Il me semble par ailleurs que l'autorisation préalable de cumul d'emploi n'est pas nécessaire pour un fonctionnaire souhaitant cumuler son activité de fonctionnaire avec l'activité d'auteur. L'absence d'obligation n'implique cependant pas l'interdiction de la démarche, celle-ci, notamment du fait de son caractère facultatif, pouvant même constituer une forme d'information formelle et délibérée.

Ecrit par : Revocable | 19.01.2006

Je vous remercie pour cette analyse juridique. N'ayant pas vos compétences en droit mais connaissant une partie du dossier (j'étais un lecteur assidu du blog de ce proviseur), je me permets d'apporter un peu d'éclairage sur les questions de fait -éclairage disponible ailleurs sur le web d'ailleurs. Je regretterais en effet que les lecteurs n'amalgament le comportement de monsieur C* et ceux des fonctionnaires que votre entrée évoque.

Si le mot de "pornographie" a en effet été prononcé par certains porte-paroles de l'administration, il est sans doute utile de rappeler que le blog à la source de la révocation n'avait rien de commun avec les écrits de Georges Bataille ou de Michel H., ni avec des images de films X : l'intéressé avait tout au plus diffusé des photographies d'hommes en sous-vêtements, ou sa propre image, déshabillé mais allongé (dos visible).

Ecrit par : Anatole | 19.01.2006

Je voudrais, pour ma part, attirer l'attention sur le périmètre du champ de la matière disciplinaire et sur les garanties afférentes à la matière disciplinaire;

A lire les décisions de nos juridictions administratives, on pourrait croire :

- que ranger qqch dans la matière le soustrait de la matière pénale et donc des garanties y afférentes

- que la matière disciplinaire stricto sensu échappe aux garanties du procès équitable

Or l'une et l'autre conclusion sont erronées.

1) La matière pénale doit d'abord être définie conformément aux principes dégagés par la CEDH dans les arrêts CEDH 8 juin 1976 Engel c Pays Bas (punitions disciplinaires infligées à des personnes faisant leur service militaire), CEDH 21 février 1984 Özturk c RFA (sanctions administratives en matière routière), et CEDH 28 juin 1984 Campbel et Felle c Royaume Uni (punitions disciplinaires infligées à des détenus).

2) le contentieux disciplinaire des fonctionnaires n'échappe pas de façon générale au droit au procès équitable, cf. décision du Comité des droits de l'homme du 20 août 2004, Perterer c Autriche, communication n° 1015/2001.
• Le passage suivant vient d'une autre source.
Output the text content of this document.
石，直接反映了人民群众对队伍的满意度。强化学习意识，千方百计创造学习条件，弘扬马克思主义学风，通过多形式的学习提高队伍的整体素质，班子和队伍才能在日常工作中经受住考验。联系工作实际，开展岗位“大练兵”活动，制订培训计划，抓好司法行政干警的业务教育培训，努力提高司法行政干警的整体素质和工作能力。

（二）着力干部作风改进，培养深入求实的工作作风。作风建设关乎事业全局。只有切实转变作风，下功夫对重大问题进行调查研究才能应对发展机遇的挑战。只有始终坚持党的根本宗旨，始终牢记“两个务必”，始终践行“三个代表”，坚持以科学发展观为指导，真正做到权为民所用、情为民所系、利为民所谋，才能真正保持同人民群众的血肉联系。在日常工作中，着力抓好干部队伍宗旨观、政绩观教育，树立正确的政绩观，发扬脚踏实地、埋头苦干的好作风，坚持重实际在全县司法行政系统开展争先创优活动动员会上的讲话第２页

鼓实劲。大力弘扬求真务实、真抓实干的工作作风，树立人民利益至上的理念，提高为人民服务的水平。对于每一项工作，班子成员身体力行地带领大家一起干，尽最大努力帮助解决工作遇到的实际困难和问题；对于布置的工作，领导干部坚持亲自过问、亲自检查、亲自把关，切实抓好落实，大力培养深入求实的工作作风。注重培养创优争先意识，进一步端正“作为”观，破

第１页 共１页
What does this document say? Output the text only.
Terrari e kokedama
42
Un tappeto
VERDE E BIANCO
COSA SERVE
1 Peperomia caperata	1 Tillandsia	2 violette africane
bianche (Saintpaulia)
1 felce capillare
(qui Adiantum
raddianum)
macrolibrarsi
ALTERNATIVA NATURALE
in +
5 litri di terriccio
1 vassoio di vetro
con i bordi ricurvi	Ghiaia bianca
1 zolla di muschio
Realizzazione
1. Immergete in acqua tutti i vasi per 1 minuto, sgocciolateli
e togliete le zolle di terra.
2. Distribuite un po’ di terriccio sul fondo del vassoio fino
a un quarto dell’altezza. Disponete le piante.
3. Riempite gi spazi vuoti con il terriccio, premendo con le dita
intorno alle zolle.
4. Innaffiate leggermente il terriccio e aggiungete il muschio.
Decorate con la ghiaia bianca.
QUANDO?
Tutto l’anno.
Ceci est une première réaction que je poursuivrai si l'intérêt des lecteurs du site le suscite.

Ecrit par : denis roynard | 20.01.2006

Encore une fois une petite touche rolinesk dans l'actualité juridique.....empreinte d'un peu d'acide corrosif comme Mer Rolin lui seul à le secret!!!
En effet la question se pose à savoir que de plus en plus les blogs sont utilisée comme des pages de création en effet nombre d'auteur les utilisent en tant que tel!!!!
Ainsi sous prétexte d'être agent administratif l'on s'engage à aucune notion de création artistique et si non dans quelles limites??

Ecrit par : 2 | 24.01.2006

A l'attention de Denis Roynard

Je souhaiterais bénéficier d'un éclairage plus détaillé sur le point de savoir à quelles conditions le proviseur sanctionné pourrait saisir la CEDH.

Merci à l'auteur de ce blog et à l'AJDA qui m'a fait connaître son adresse.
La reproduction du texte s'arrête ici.